Various documentation from official bodies and elsewhere has advised people to engage in cow leasing arrangements with farmers in the North who are working under the UK's regime and, as such, are 20% under quota. This makes no sense, particularly given how we have grown closer politically since the Good Friday Agreement. We share a land border with the UK, which is 20% under quota. Farmers are drying off pedigree stock and making decisions at farm gate level that will have a detrimental effect in terms of, for example, putting back calving times and so forth. According to best practice, what the training bodies are advising is a bad move. Farmers are making decisions to try to live within their quotas until 2015. In 2009 and early 2010, the national quota had not been reached in some time. The assumption was that it would not be reached.

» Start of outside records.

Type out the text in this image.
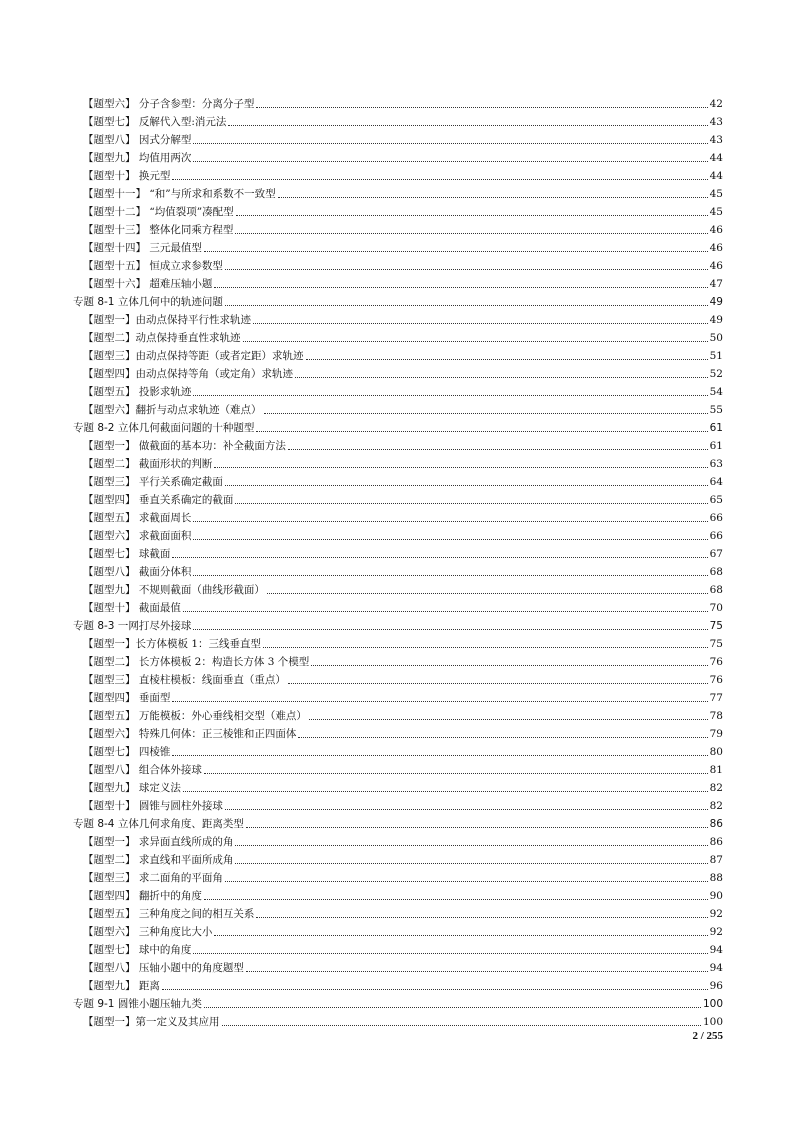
【题型六】 分子含参型：分离分子型	42
【题型七】 反解代入型:消元法	43
【题型八】 因式分解型	43
【题型九】 均值用两次	44
【题型十】 换元型	44
【题型十一】 “和”与所求和系数不一致型	45
【题型十二】 “均值裂项”凑配型	45
【题型十三】 整体化同乘方程型	46
【题型十四】 三元最值型	46
【题型十五】 恒成立求参数型	46
【题型十六】 超难压轴小题	47
专题 8-1 立体几何中的轨迹问题	49
【题型一】由动点保持平行性求轨迹	49
【题型二】动点保持垂直性求轨迹	50
【题型三】由动点保持等距（或者定距）求轨迹	51
【题型四】由动点保持等角（或定角）求轨迹	52
【题型五】 投影求轨迹	54
【题型六】翻折与动点求轨迹（难点）	55
专题 8-2 立体几何截面问题的十种题型	61
【题型一】 做截面的基本功：补全截面方法	61
【题型二】 截面形状的判断	63
【题型三】 平行关系确定截面	64
【题型四】 垂直关系确定的截面	65
【题型五】 求截面周长	66
【题型六】 求截面面积	66
【题型七】 球截面	67
【题型八】 截面分体积	68
【题型九】 不规则截面（曲线形截面）	68
【题型十】 截面最值	70
专题 8-3 一网打尽外接球	75
【题型一】长方体模板 1：三线垂直型	75
【题型二】 长方体模板 2：构造长方体 3 个模型	76
【题型三】 直棱柱模板：线面垂直（重点）	76
【题型四】 垂面型	77
【题型五】 万能模板：外心垂线相交型（难点）	78
【题型六】 特殊几何体：正三棱锥和正四面体	79
【题型七】 四棱锥	80
【题型八】 组合体外接球	81
【题型九】 球定义法	82
【题型十】 圆锥与圆柱外接球	82
专题 8-4 立体几何求角度、距离类型	86
【题型一】 求异面直线所成的角	86
【题型二】 求直线和平面所成角	87
【题型三】 求二面角的平面角	88
【题型四】 翻折中的角度	90
【题型五】 三种角度之间的相互关系	92
【题型六】 三种角度比大小	92
【题型七】 球中的角度	94
【题型八】 压轴小题中的角度题型	94
【题型九】 距离	96
专题 9-1 圆锥小题压轴九类	100
【题型一】第一定义及其应用	100
2 / 255
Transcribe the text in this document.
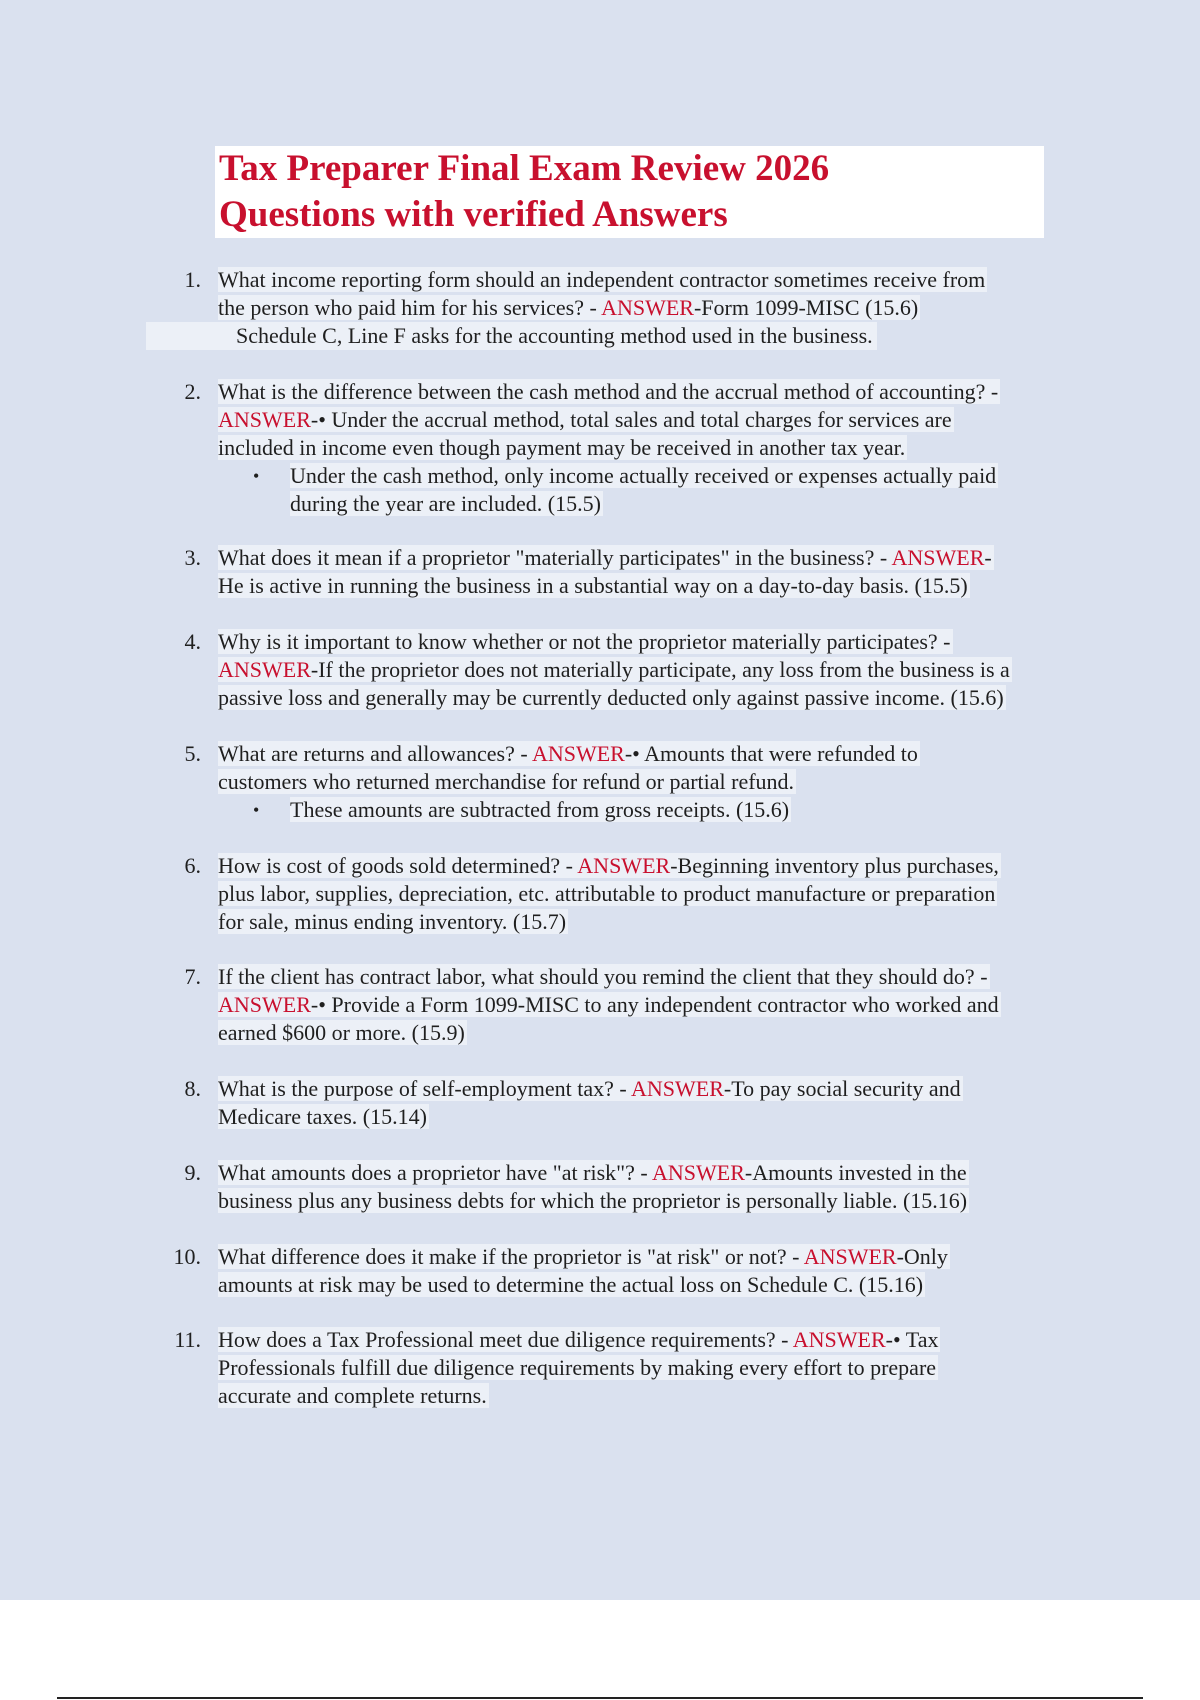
Tax Preparer Final Exam Review 2026
Questions with verified Answers
1. What income reporting form should an independent contractor sometimes receive from
the person who paid him for his services? - ANSWER-Form 1099-MISC (15.6)
Schedule C, Line F asks for the accounting method used in the business.
2. What is the difference between the cash method and the accrual method of accounting? -
ANSWER-• Under the accrual method, total sales and total charges for services are
included in income even though payment may be received in another tax year.
• Under the cash method, only income actually received or expenses actually paid
during the year are included. (15.5)
3. What does it mean if a proprietor "materially participates" in the business? - ANSWER-
He is active in running the business in a substantial way on a day-to-day basis. (15.5)
4. Why is it important to know whether or not the proprietor materially participates? -
ANSWER-If the proprietor does not materially participate, any loss from the business is a
passive loss and generally may be currently deducted only against passive income. (15.6)
5. What are returns and allowances? - ANSWER-• Amounts that were refunded to
customers who returned merchandise for refund or partial refund.
• These amounts are subtracted from gross receipts. (15.6)
6. How is cost of goods sold determined? - ANSWER-Beginning inventory plus purchases,
plus labor, supplies, depreciation, etc. attributable to product manufacture or preparation
for sale, minus ending inventory. (15.7)
7. If the client has contract labor, what should you remind the client that they should do? -
ANSWER-• Provide a Form 1099-MISC to any independent contractor who worked and
earned $600 or more. (15.9)
8. What is the purpose of self-employment tax? - ANSWER-To pay social security and
Medicare taxes. (15.14)
9. What amounts does a proprietor have "at risk"? - ANSWER-Amounts invested in the
business plus any business debts for which the proprietor is personally liable. (15.16)
10. What difference does it make if the proprietor is "at risk" or not? - ANSWER-Only
amounts at risk may be used to determine the actual loss on Schedule C. (15.16)
11. How does a Tax Professional meet due diligence requirements? - ANSWER-• Tax
Professionals fulfill due diligence requirements by making every effort to prepare
accurate and complete returns.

This is a serious issue. Next week, there will be meetings in Brussels. Will the Minister prioritise this issue and seek a derogation? Europe is under quota and Ireland, a small island off its coast, is significantly over quota. Farmers are producing something that is exported outside the EU and is needed in the global market. It would help to increase our balance of payments. This makes economic sense in every way. The House and every part of the agricultural sector need to consider and address this matter in a commonsensical manner. The current situation is farcical.
In recent weeks, many dairy farmers who invested significant amounts have contacted me. They had been informed by their milk processors, co-ops and so on that they would not receive milk cheques between now and May 2012. These farmers have commitments to their banks, staff, contractors and suppliers and are drying off cows. Glanbia, people in better farmland and so on are drying cows off in the middle of July. This makes no sense. Will the Minister take this serious issue on board? No more than the Mulder quota, were it challenged under the Single European Act or other treaties, it would not stand. Producing milk would help us in our economic plight. We should explore the matter collectively.